A market research analyst believes that the average weekly household expenditure on groceries in Pearland is $125. Assume that the weekly household expenditures are normally distributed. In setting up the hypotheses to test the analyst’s belief, she obtained a test statistic value of z = 1.45 Calculate the p-value based on normal distribution.

A. 0.4265 B. 0.1470 C. 0.0287 D. 0.0735 E. 0.0574

Based on the results of the hypothesis test at the 10% level of significance, which of the following is a correct conclusion?

A. There is sufficient evidence to conclude that the average weekly household expenditure on groceries in Pearland is $125.

B.There is not sufficient evidence to conclude that the average weekly household expenditure on groceries in Pearland is significantly different from $125.

C. There is sufficient evidence to conclude that the average weekly household expenditure on groceries in Pearland is significantly different from $125.

Answer 1

Since is a two-sided test the p value would be:

`p_v =2*P(z>1.45)=0.147`

B. 0.1470

B.There is not sufficient evidence to conclude that the average weekly household expenditure on groceries in Pearland is significantly different from $125.

Explanation:

Notation

`\bar X` represent the sample mean

`\sigma` represent the population standard deviation for the sample

`n` sample size

`\mu_o =125` represent the value that we want to test

`\alpha=0.1` represent the significance level for the hypothesis test.

z would represent the statistic (variable of interest)

`p_v` represent the p value for the test (variable of interest)

State the null and alternative hypotheses.

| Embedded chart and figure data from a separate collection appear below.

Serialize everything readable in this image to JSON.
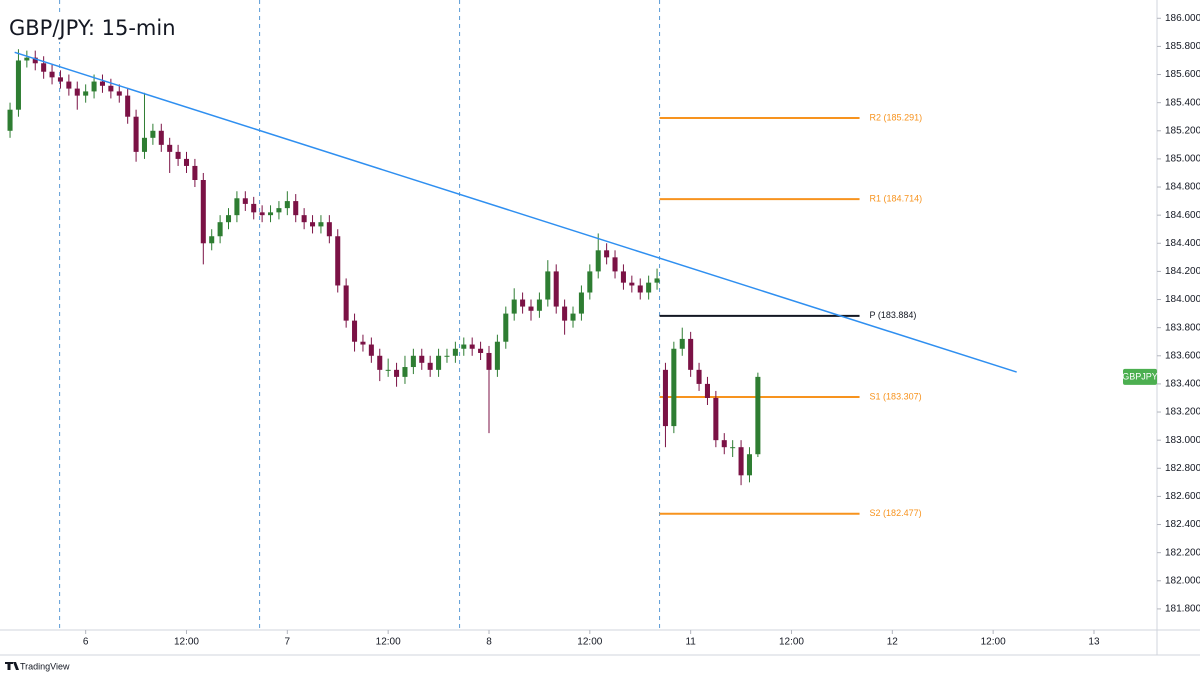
{
  "chart_data": {
    "type": "candlestick",
    "title": "GBP/JPY: 15-min",
    "symbol": "GBPJPY",
    "source": "TradingView",
    "up_color": "#2e7d32",
    "down_color": "#7b1245",
    "symbol_color": "#4caf50",
    "trendline_color": "#2f8ff0",
    "session_color": "#5b9bd5",
    "xlim": [
      -9.6,
      127.5
    ],
    "ylim": [
      181.65,
      186.13
    ],
    "xticks": [
      {
        "value": 0,
        "label": "6"
      },
      {
        "value": 12,
        "label": "12:00"
      },
      {
        "value": 24,
        "label": "7"
      },
      {
        "value": 36,
        "label": "12:00"
      },
      {
        "value": 48,
        "label": "8"
      },
      {
        "value": 60,
        "label": "12:00"
      },
      {
        "value": 72,
        "label": "11"
      },
      {
        "value": 84,
        "label": "12:00"
      },
      {
        "value": 96,
        "label": "12"
      },
      {
        "value": 108,
        "label": "12:00"
      },
      {
        "value": 120,
        "label": "13"
      }
    ],
    "yticks": [
      {
        "value": 181.8,
        "label": "181.800"
      },
      {
        "value": 182.0,
        "label": "182.000"
      },
      {
        "value": 182.2,
        "label": "182.200"
      },
      {
        "value": 182.4,
        "label": "182.400"
      },
      {
        "value": 182.6,
        "label": "182.600"
      },
      {
        "value": 182.8,
        "label": "182.800"
      },
      {
        "value": 183.0,
        "label": "183.000"
      },
      {
        "value": 183.2,
        "label": "183.200"
      },
      {
        "value": 183.4,
        "label": "183.400"
      },
      {
        "value": 183.6,
        "label": "183.600"
      },
      {
        "value": 183.8,
        "label": "183.800"
      },
      {
        "value": 184.0,
        "label": "184.000"
      },
      {
        "value": 184.2,
        "label": "184.200"
      },
      {
        "value": 184.4,
        "label": "184.400"
      },
      {
        "value": 184.6,
        "label": "184.600"
      },
      {
        "value": 184.8,
        "label": "184.800"
      },
      {
        "value": 185.0,
        "label": "185.000"
      },
      {
        "value": 185.2,
        "label": "185.200"
      },
      {
        "value": 185.4,
        "label": "185.400"
      },
      {
        "value": 185.6,
        "label": "185.600"
      },
      {
        "value": 185.8,
        "label": "185.800"
      },
      {
        "value": 186.0,
        "label": "186.000"
      }
    ],
    "session_breaks": [
      -3.1,
      20.7,
      44.5,
      68.3
    ],
    "trendline": {
      "x": [
        -8.45,
        110.8
      ],
      "y": [
        185.758,
        183.484
      ]
    },
    "pivots": {
      "x": [
        68.3,
        92.1
      ],
      "levels": [
        {
          "label": "R2 (185.291)",
          "value": 185.291,
          "color": "#f7931e"
        },
        {
          "label": "R1 (184.714)",
          "value": 184.714,
          "color": "#f7931e"
        },
        {
          "label": "P (183.884)",
          "value": 183.884,
          "color": "#131722"
        },
        {
          "label": "S1 (183.307)",
          "value": 183.307,
          "color": "#f7931e"
        },
        {
          "label": "S2 (182.477)",
          "value": 182.477,
          "color": "#f7931e"
        }
      ]
    },
    "x": [
      -9,
      -8,
      -7,
      -6,
      -5,
      -4,
      -3,
      -2,
      -1,
      0,
      1,
      2,
      3,
      4,
      5,
      6,
      7,
      8,
      9,
      10,
      11,
      12,
      13,
      14,
      15,
      16,
      17,
      18,
      19,
      20,
      21,
      22,
      23,
      24,
      25,
      26,
      27,
      28,
      29,
      30,
      31,
      32,
      33,
      34,
      35,
      36,
      37,
      38,
      39,
      40,
      41,
      42,
      43,
      44,
      45,
      46,
      47,
      48,
      49,
      50,
      51,
      52,
      53,
      54,
      55,
      56,
      57,
      58,
      59,
      60,
      61,
      62,
      63,
      64,
      65,
      66,
      67,
      68,
      69,
      70,
      71,
      72,
      73,
      74,
      75,
      76,
      77,
      78,
      79,
      80
    ],
    "open": [
      185.2,
      185.35,
      185.7,
      185.72,
      185.68,
      185.62,
      185.58,
      185.55,
      185.5,
      185.45,
      185.48,
      185.55,
      185.52,
      185.48,
      185.45,
      185.3,
      185.05,
      185.15,
      185.2,
      185.1,
      185.05,
      185.0,
      184.95,
      184.85,
      184.4,
      184.45,
      184.55,
      184.6,
      184.72,
      184.68,
      184.62,
      184.6,
      184.62,
      184.65,
      184.7,
      184.6,
      184.55,
      184.52,
      184.55,
      184.45,
      184.1,
      183.85,
      183.7,
      183.68,
      183.6,
      183.5,
      183.5,
      183.45,
      183.52,
      183.6,
      183.55,
      183.5,
      183.6,
      183.6,
      183.65,
      183.68,
      183.65,
      183.62,
      183.5,
      183.7,
      183.9,
      184.0,
      183.95,
      183.92,
      184.0,
      184.2,
      183.95,
      183.85,
      183.9,
      184.05,
      184.2,
      184.35,
      184.3,
      184.2,
      184.12,
      184.1,
      184.05,
      184.12,
      183.5,
      183.1,
      183.65,
      183.72,
      183.5,
      183.4,
      183.3,
      183.0,
      182.95,
      182.95,
      182.75,
      182.9
    ],
    "high": [
      185.4,
      185.78,
      185.77,
      185.77,
      185.73,
      185.67,
      185.63,
      185.6,
      185.55,
      185.53,
      185.6,
      185.6,
      185.57,
      185.53,
      185.5,
      185.35,
      185.47,
      185.25,
      185.25,
      185.15,
      185.1,
      185.05,
      185.0,
      184.9,
      184.5,
      184.6,
      184.65,
      184.77,
      184.77,
      184.73,
      184.67,
      184.67,
      184.7,
      184.77,
      184.75,
      184.65,
      184.6,
      184.6,
      184.6,
      184.5,
      184.15,
      183.9,
      183.75,
      183.73,
      183.65,
      183.58,
      183.55,
      183.6,
      183.65,
      183.65,
      183.6,
      183.65,
      183.65,
      183.7,
      183.73,
      183.73,
      183.7,
      183.67,
      183.75,
      183.95,
      184.08,
      184.05,
      184.0,
      184.05,
      184.28,
      184.25,
      184.0,
      183.95,
      184.1,
      184.25,
      184.47,
      184.4,
      184.35,
      184.25,
      184.17,
      184.15,
      184.17,
      184.22,
      183.55,
      183.7,
      183.8,
      183.77,
      183.55,
      183.45,
      183.35,
      183.05,
      183.0,
      183.0,
      182.95,
      183.48
    ],
    "low": [
      185.15,
      185.3,
      185.65,
      185.63,
      185.57,
      185.53,
      185.5,
      185.45,
      185.35,
      185.4,
      185.43,
      185.47,
      185.43,
      185.4,
      185.25,
      184.98,
      185.0,
      185.1,
      185.05,
      184.9,
      184.95,
      184.9,
      184.8,
      184.25,
      184.35,
      184.4,
      184.5,
      184.55,
      184.63,
      184.57,
      184.55,
      184.55,
      184.57,
      184.6,
      184.55,
      184.5,
      184.47,
      184.47,
      184.4,
      184.05,
      183.8,
      183.63,
      183.63,
      183.55,
      183.42,
      183.45,
      183.38,
      183.4,
      183.47,
      183.5,
      183.45,
      183.45,
      183.55,
      183.55,
      183.6,
      183.6,
      183.57,
      183.05,
      183.45,
      183.65,
      183.85,
      183.9,
      183.85,
      183.87,
      183.95,
      183.9,
      183.75,
      183.8,
      183.85,
      184.0,
      184.15,
      184.25,
      184.15,
      184.07,
      184.05,
      184.0,
      184.0,
      184.07,
      182.95,
      183.05,
      183.6,
      183.45,
      183.35,
      183.25,
      182.95,
      182.9,
      182.88,
      182.68,
      182.7,
      182.88
    ],
    "close": [
      185.35,
      185.7,
      185.72,
      185.68,
      185.62,
      185.58,
      185.55,
      185.5,
      185.45,
      185.48,
      185.55,
      185.52,
      185.48,
      185.45,
      185.3,
      185.05,
      185.15,
      185.2,
      185.1,
      185.05,
      185.0,
      184.95,
      184.85,
      184.4,
      184.45,
      184.55,
      184.6,
      184.72,
      184.68,
      184.62,
      184.6,
      184.62,
      184.65,
      184.7,
      184.6,
      184.55,
      184.52,
      184.55,
      184.45,
      184.1,
      183.85,
      183.7,
      183.68,
      183.6,
      183.5,
      183.5,
      183.45,
      183.52,
      183.6,
      183.55,
      183.5,
      183.6,
      183.6,
      183.65,
      183.68,
      183.65,
      183.62,
      183.5,
      183.7,
      183.9,
      184.0,
      183.95,
      183.92,
      184.0,
      184.2,
      183.95,
      183.85,
      183.9,
      184.05,
      184.2,
      184.35,
      184.3,
      184.2,
      184.12,
      184.1,
      184.05,
      184.12,
      184.15,
      183.1,
      183.65,
      183.72,
      183.5,
      183.4,
      183.3,
      183.0,
      182.95,
      182.95,
      182.75,
      182.9,
      183.45
    ]
  }
}
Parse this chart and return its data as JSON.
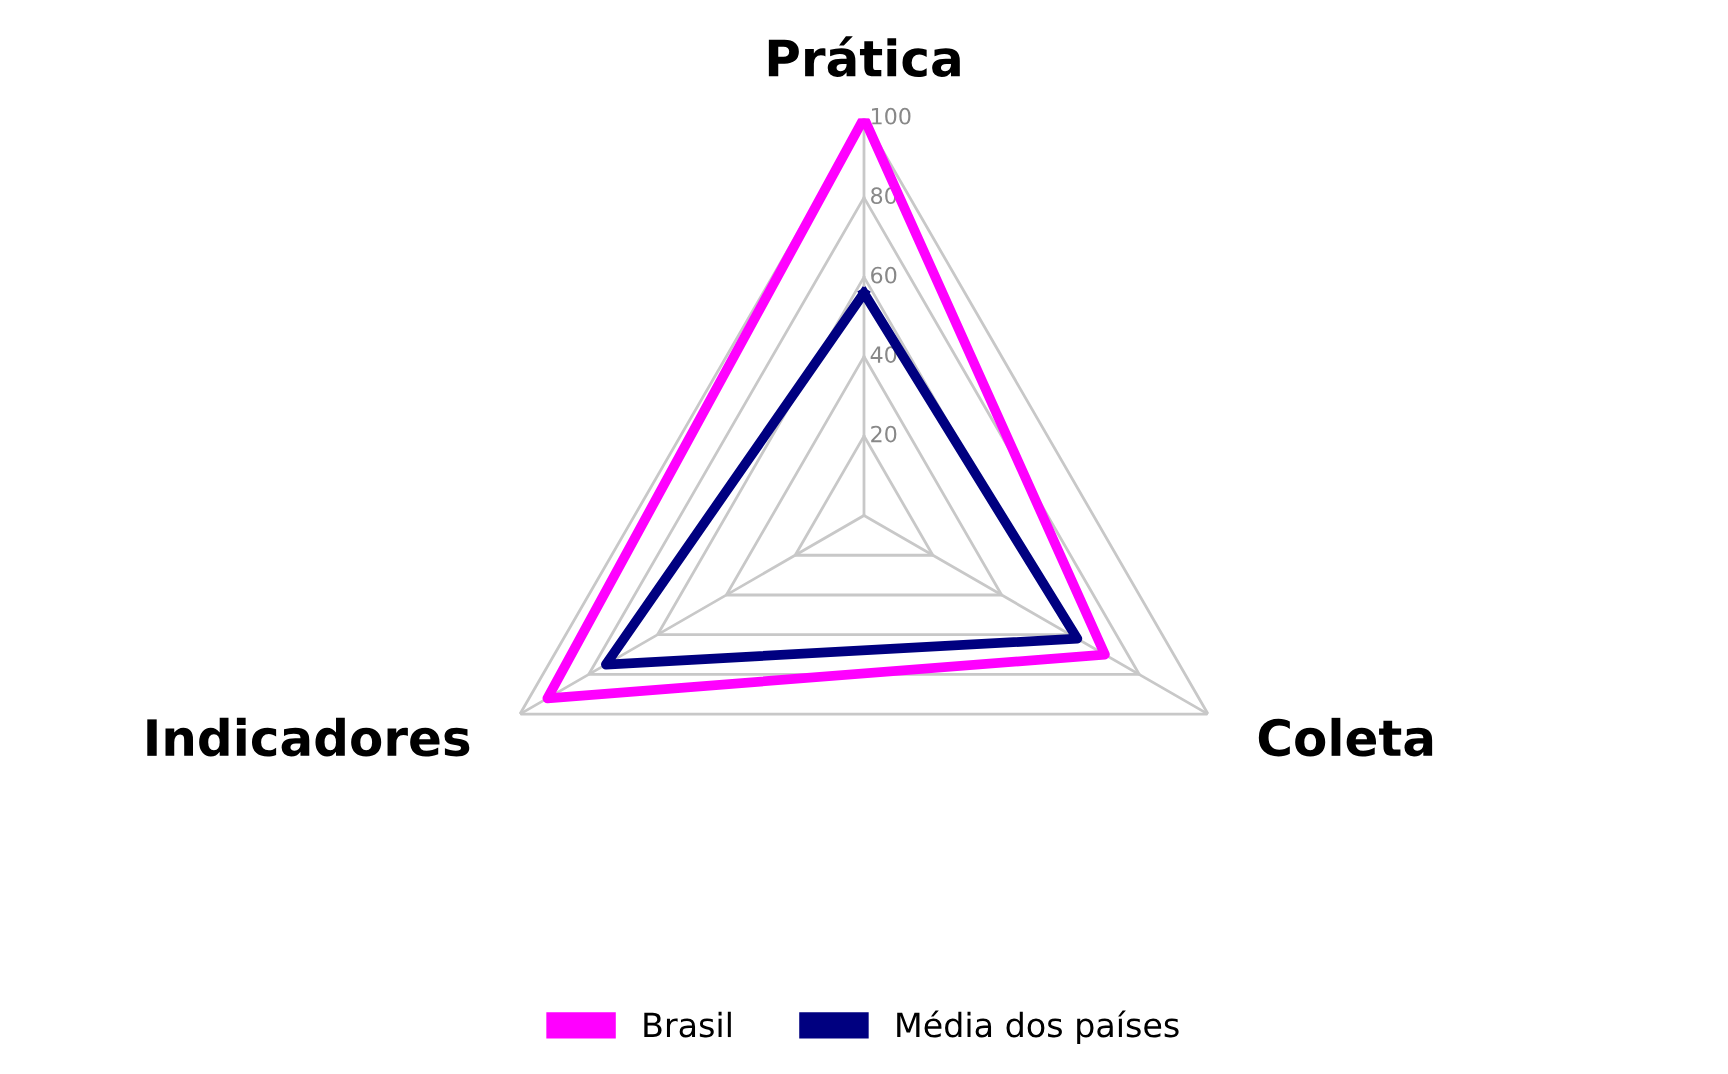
{
  "chart_data": {
    "type": "radar",
    "categories": [
      "Prática",
      "Coleta",
      "Indicadores"
    ],
    "series": [
      {
        "name": "Brasil",
        "color": "#ff00ff",
        "values": [
          100,
          70,
          92
        ]
      },
      {
        "name": "Média dos países",
        "color": "#000080",
        "values": [
          56,
          62,
          75
        ]
      }
    ],
    "ylim": [
      0,
      100
    ],
    "yticks": [
      20,
      40,
      60,
      80,
      100
    ],
    "grid": true,
    "legend": "bottom",
    "marker": "none",
    "line_style": "solid"
  }
}
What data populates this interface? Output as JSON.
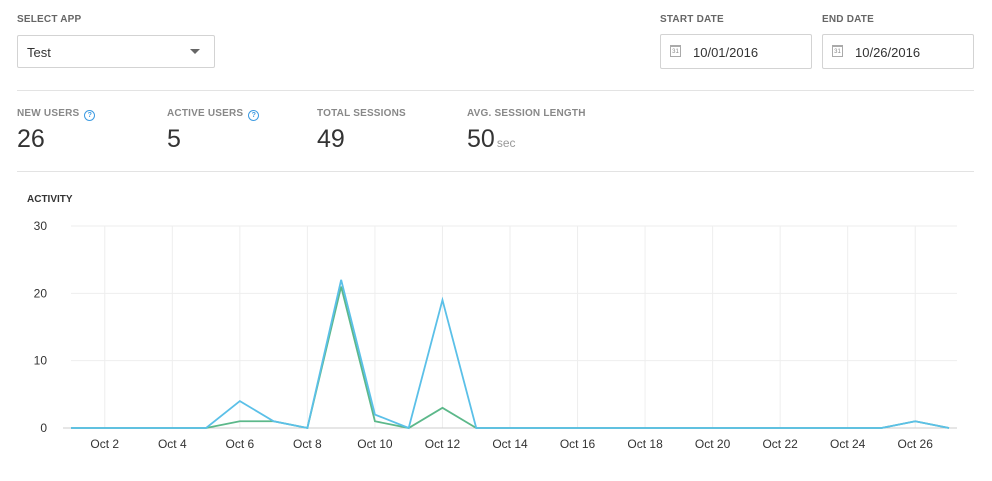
{
  "select_app": {
    "label": "SELECT APP",
    "value": "Test"
  },
  "start_date": {
    "label": "START DATE",
    "value": "10/01/2016",
    "icon": "calendar-icon",
    "icon_text": "31"
  },
  "end_date": {
    "label": "END DATE",
    "value": "10/26/2016",
    "icon": "calendar-icon",
    "icon_text": "31"
  },
  "stats": {
    "new_users": {
      "label": "NEW USERS",
      "value": "26",
      "help": "?"
    },
    "active_users": {
      "label": "ACTIVE USERS",
      "value": "5",
      "help": "?"
    },
    "total_sessions": {
      "label": "TOTAL SESSIONS",
      "value": "49"
    },
    "avg_session_length": {
      "label": "AVG. SESSION LENGTH",
      "value": "50",
      "unit": "sec"
    }
  },
  "colors": {
    "accent": "#3d9be2",
    "series_blue": "#5bc0e8",
    "series_green": "#5cb88a",
    "grid": "#eeeeee",
    "axis": "#cccccc"
  },
  "chart_data": {
    "type": "line",
    "title": "ACTIVITY",
    "x": [
      "Oct 1",
      "Oct 2",
      "Oct 3",
      "Oct 4",
      "Oct 5",
      "Oct 6",
      "Oct 7",
      "Oct 8",
      "Oct 9",
      "Oct 10",
      "Oct 11",
      "Oct 12",
      "Oct 13",
      "Oct 14",
      "Oct 15",
      "Oct 16",
      "Oct 17",
      "Oct 18",
      "Oct 19",
      "Oct 20",
      "Oct 21",
      "Oct 22",
      "Oct 23",
      "Oct 24",
      "Oct 25",
      "Oct 26",
      "Oct 27"
    ],
    "x_tick_labels": [
      "Oct 2",
      "Oct 4",
      "Oct 6",
      "Oct 8",
      "Oct 10",
      "Oct 12",
      "Oct 14",
      "Oct 16",
      "Oct 18",
      "Oct 20",
      "Oct 22",
      "Oct 24",
      "Oct 26"
    ],
    "y_tick_labels": [
      "0",
      "10",
      "20",
      "30"
    ],
    "ylim": [
      0,
      30
    ],
    "grid": true,
    "legend": "none",
    "series": [
      {
        "color": "#5cb88a",
        "values": [
          0,
          0,
          0,
          0,
          0,
          1,
          1,
          0,
          21,
          1,
          0,
          3,
          0,
          0,
          0,
          0,
          0,
          0,
          0,
          0,
          0,
          0,
          0,
          0,
          0,
          1,
          0
        ]
      },
      {
        "color": "#5bc0e8",
        "values": [
          0,
          0,
          0,
          0,
          0,
          4,
          1,
          0,
          22,
          2,
          0,
          19,
          0,
          0,
          0,
          0,
          0,
          0,
          0,
          0,
          0,
          0,
          0,
          0,
          0,
          1,
          0
        ]
      }
    ]
  }
}
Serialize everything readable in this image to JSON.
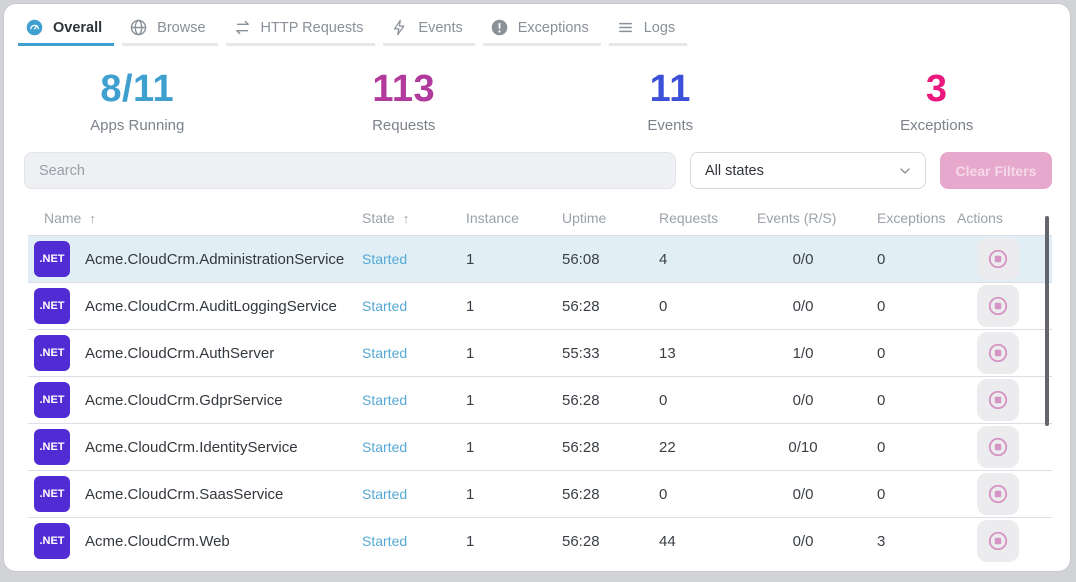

We need to conduct a hypothesis in order to check if the mean is equal to 125 or not, the system of hypothesis would be:

Null hypothesis:
`\mu =125`

Alternative hypothesis:
`\mu \\eq 125`

z-test: "Is used to compare group means. Is one of the most common tests and is used to determine if the mean is (higher, less or not equal) to an specified value".

Calculate the statistic

The statistic for this case is
`z_(calc)= 1.45`

P-value

Since is a two-sided test the p value would be:

`p_v =2*P(z>1.45)=0.147`

B. 0.1470

Conclusion

If we compare the p value and the significance level given
`\alpha=0.1` we see that
`p_v>\alpha` so we can conclude that we have enough evidence to FAIL reject the null hypothesis. And the best conclusion would be:

B.There is not sufficient evidence to conclude that the average weekly household expenditure on groceries in Pearland is significantly different from $125.